One topic area that both users and professional editors gave similar treatment to the week of June 24 was crime. In a week when the story of the murder suicide of wrestler Chris Benoit was breaking, crime accounted for 7% of the stories both in the mainstream news media and on Reddit, followed closely by Digg (5%). On Del.icio.us, however, just one crime story appeared in the downloads.

Coverage from Washington, a traditionally popular topic area among the mainstream media, was of much interest to Reddit users but considerably less so to users on the other two user-news sites.On Reddit, coverage of the federal government accounted for 13%.On Digg, it fell to 6% and readers of Del.icio.us–at least in the top-ten stories of each download–would find themselves completely freed of the subject.

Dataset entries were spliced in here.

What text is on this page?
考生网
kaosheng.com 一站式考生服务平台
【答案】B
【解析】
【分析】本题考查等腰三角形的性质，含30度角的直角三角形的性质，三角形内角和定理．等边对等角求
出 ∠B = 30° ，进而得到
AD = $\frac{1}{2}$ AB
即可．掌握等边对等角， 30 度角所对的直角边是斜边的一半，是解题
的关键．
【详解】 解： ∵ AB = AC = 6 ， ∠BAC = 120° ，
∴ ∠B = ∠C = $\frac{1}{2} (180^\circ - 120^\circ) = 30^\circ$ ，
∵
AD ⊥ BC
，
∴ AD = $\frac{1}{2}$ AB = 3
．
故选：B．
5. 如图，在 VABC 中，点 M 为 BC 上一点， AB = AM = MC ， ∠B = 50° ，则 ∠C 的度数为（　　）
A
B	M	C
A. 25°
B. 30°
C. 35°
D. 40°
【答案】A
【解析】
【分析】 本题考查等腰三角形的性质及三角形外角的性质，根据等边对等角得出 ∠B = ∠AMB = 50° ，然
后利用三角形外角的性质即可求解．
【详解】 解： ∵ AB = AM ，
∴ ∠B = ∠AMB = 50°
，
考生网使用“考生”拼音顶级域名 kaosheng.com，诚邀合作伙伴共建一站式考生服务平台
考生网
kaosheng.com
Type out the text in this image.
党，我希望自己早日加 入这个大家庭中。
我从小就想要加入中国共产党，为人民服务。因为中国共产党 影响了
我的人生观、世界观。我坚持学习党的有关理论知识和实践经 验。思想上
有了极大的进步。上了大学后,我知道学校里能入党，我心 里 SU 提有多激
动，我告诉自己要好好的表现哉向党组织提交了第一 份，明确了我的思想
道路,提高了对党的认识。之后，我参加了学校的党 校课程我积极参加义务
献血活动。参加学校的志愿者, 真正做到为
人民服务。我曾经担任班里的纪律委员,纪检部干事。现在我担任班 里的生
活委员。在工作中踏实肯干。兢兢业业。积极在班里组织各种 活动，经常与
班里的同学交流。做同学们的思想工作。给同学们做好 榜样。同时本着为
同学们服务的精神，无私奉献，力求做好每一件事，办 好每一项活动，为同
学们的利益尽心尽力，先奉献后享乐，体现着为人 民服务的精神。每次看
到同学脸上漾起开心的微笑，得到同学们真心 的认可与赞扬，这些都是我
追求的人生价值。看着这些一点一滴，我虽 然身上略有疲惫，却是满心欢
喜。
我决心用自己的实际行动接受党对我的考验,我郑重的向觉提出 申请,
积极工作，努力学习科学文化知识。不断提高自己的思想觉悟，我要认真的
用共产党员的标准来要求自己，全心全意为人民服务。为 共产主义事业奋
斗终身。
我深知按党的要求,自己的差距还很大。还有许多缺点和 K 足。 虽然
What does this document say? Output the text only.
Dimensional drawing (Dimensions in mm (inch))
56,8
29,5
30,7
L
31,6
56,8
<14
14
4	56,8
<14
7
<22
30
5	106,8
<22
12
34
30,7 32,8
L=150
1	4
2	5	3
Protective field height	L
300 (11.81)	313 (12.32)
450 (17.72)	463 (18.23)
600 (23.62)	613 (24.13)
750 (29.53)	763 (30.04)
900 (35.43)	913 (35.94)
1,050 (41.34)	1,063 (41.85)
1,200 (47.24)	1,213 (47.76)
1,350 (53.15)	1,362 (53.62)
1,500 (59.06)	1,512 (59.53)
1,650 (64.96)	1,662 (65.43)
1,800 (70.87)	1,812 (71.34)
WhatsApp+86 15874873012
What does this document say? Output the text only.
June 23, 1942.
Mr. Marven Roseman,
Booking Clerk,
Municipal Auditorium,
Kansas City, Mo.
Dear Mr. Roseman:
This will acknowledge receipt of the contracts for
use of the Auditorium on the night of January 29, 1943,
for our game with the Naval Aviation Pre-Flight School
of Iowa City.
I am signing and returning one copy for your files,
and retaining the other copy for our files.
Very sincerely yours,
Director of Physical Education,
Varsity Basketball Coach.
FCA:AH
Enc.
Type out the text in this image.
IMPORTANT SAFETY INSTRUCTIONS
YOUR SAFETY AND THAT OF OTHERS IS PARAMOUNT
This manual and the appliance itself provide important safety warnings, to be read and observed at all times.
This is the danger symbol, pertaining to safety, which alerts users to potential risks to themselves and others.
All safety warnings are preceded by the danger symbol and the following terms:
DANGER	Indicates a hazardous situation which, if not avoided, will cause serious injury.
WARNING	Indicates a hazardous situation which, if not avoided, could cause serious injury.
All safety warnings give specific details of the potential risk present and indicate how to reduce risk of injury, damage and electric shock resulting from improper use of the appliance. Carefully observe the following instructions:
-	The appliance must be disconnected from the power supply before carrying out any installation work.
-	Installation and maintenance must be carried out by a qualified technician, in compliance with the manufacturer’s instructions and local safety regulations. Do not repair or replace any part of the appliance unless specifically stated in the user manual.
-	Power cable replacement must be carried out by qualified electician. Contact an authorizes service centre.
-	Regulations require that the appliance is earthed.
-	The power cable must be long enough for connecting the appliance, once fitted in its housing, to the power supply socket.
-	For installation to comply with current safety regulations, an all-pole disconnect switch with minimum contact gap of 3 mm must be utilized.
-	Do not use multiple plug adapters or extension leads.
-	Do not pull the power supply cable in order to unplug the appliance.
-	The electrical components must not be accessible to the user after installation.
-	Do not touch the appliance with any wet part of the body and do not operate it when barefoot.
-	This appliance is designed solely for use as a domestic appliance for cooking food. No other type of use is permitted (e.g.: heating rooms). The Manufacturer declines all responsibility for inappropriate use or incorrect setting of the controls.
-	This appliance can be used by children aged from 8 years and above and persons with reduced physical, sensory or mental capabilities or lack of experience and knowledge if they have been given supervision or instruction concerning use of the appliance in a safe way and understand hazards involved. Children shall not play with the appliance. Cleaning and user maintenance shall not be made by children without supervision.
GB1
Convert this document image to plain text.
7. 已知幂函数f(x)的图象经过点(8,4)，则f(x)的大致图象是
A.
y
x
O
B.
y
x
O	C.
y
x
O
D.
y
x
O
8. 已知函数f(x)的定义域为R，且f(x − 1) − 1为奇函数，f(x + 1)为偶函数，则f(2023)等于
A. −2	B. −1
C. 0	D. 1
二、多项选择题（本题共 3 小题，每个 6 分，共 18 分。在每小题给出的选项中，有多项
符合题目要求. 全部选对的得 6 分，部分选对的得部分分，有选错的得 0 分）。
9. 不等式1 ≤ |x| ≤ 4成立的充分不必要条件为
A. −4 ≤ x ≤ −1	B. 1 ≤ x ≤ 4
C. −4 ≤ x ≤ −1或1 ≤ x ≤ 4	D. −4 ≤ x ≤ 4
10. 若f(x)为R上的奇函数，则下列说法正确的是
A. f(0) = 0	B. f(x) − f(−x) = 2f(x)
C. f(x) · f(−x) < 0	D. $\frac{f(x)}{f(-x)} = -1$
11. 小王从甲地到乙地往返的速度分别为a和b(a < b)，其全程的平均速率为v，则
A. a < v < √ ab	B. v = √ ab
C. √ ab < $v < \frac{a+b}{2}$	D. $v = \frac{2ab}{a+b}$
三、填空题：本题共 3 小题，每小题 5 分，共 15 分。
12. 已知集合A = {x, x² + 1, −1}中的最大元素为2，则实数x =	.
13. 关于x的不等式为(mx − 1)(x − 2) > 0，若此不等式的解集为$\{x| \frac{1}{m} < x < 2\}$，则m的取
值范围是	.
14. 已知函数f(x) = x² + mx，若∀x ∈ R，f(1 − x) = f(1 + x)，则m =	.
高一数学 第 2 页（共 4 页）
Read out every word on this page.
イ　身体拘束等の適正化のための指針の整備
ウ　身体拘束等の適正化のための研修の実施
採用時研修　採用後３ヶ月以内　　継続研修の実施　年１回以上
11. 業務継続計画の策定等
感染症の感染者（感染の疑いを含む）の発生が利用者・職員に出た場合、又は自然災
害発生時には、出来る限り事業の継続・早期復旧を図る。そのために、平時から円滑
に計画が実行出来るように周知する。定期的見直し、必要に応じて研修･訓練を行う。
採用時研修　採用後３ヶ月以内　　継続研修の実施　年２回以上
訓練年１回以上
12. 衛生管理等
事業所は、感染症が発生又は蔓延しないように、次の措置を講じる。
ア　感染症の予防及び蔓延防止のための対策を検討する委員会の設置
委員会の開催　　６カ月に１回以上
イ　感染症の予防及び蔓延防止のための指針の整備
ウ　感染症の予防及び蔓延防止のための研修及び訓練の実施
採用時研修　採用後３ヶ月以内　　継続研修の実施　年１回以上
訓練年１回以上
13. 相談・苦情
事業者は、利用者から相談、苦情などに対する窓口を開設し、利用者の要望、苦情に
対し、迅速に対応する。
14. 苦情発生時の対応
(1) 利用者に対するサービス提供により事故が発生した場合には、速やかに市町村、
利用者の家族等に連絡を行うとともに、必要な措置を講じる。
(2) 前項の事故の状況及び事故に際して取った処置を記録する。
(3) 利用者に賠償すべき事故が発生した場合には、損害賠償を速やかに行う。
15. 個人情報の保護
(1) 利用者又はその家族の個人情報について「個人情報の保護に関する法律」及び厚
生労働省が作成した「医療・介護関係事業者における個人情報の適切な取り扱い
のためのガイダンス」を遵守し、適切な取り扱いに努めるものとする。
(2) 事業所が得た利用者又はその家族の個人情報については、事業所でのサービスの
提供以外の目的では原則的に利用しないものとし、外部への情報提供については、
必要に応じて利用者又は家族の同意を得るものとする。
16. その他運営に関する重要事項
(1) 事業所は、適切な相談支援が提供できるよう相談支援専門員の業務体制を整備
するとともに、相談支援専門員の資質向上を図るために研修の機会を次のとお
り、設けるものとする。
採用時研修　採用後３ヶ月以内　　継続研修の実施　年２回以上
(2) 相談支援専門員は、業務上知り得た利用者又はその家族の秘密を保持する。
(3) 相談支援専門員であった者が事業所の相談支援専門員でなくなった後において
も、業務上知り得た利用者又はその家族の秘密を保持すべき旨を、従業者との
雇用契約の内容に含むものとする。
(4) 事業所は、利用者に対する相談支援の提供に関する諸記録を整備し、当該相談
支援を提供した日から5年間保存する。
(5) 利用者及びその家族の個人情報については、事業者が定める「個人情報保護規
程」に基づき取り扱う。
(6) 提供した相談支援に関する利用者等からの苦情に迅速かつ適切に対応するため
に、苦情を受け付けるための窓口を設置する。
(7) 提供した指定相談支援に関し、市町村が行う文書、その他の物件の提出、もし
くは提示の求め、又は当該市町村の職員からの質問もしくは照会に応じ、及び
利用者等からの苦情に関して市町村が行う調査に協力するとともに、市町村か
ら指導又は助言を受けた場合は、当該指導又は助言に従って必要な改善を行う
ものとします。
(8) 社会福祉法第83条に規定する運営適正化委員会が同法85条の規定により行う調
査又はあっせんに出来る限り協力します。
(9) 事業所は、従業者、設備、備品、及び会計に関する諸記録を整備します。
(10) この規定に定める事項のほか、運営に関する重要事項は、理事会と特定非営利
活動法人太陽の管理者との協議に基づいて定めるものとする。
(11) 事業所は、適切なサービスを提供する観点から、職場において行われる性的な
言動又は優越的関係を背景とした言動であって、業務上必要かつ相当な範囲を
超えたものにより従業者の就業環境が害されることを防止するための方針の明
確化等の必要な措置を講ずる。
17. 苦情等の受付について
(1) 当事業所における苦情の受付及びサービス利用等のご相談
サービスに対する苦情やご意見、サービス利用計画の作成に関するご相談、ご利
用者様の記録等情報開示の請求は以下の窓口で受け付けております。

The Washington-based story that carried most of the interest on these sties was Dick Cheney’s use of executive supremacy, largely fueled by reaction to the Washington Post’s exposé on the Vice President that week.Four percent of all stories on Reddit and 2% on Digg were devoted to coverage—often very critical—of Cheney.

Readers across the three user-news sites were also more inclined to focus on events within the U.S. borders. Looking at the geographic focus, coverage on the three user-news sites this week was even more U.S.-centric than the mainstream media as measured by the Index.Digg led the way, with 89% of stories falling in this category, with Reddit (83%) and Del.icio.us (81%) close behind.In the mainstream media, 71% of stories were focused on events from home.

Meanwhile, coverage on Yahoo News’ most popular pages was more international than what we found in both the mainstream press and the three user-driven sites. Nearly three in ten stories (28%) covered topics from abroad. In comparison, the percentage of foreign news (non-U.S.) was 15% in the Index and 10% on the three user-driven sites.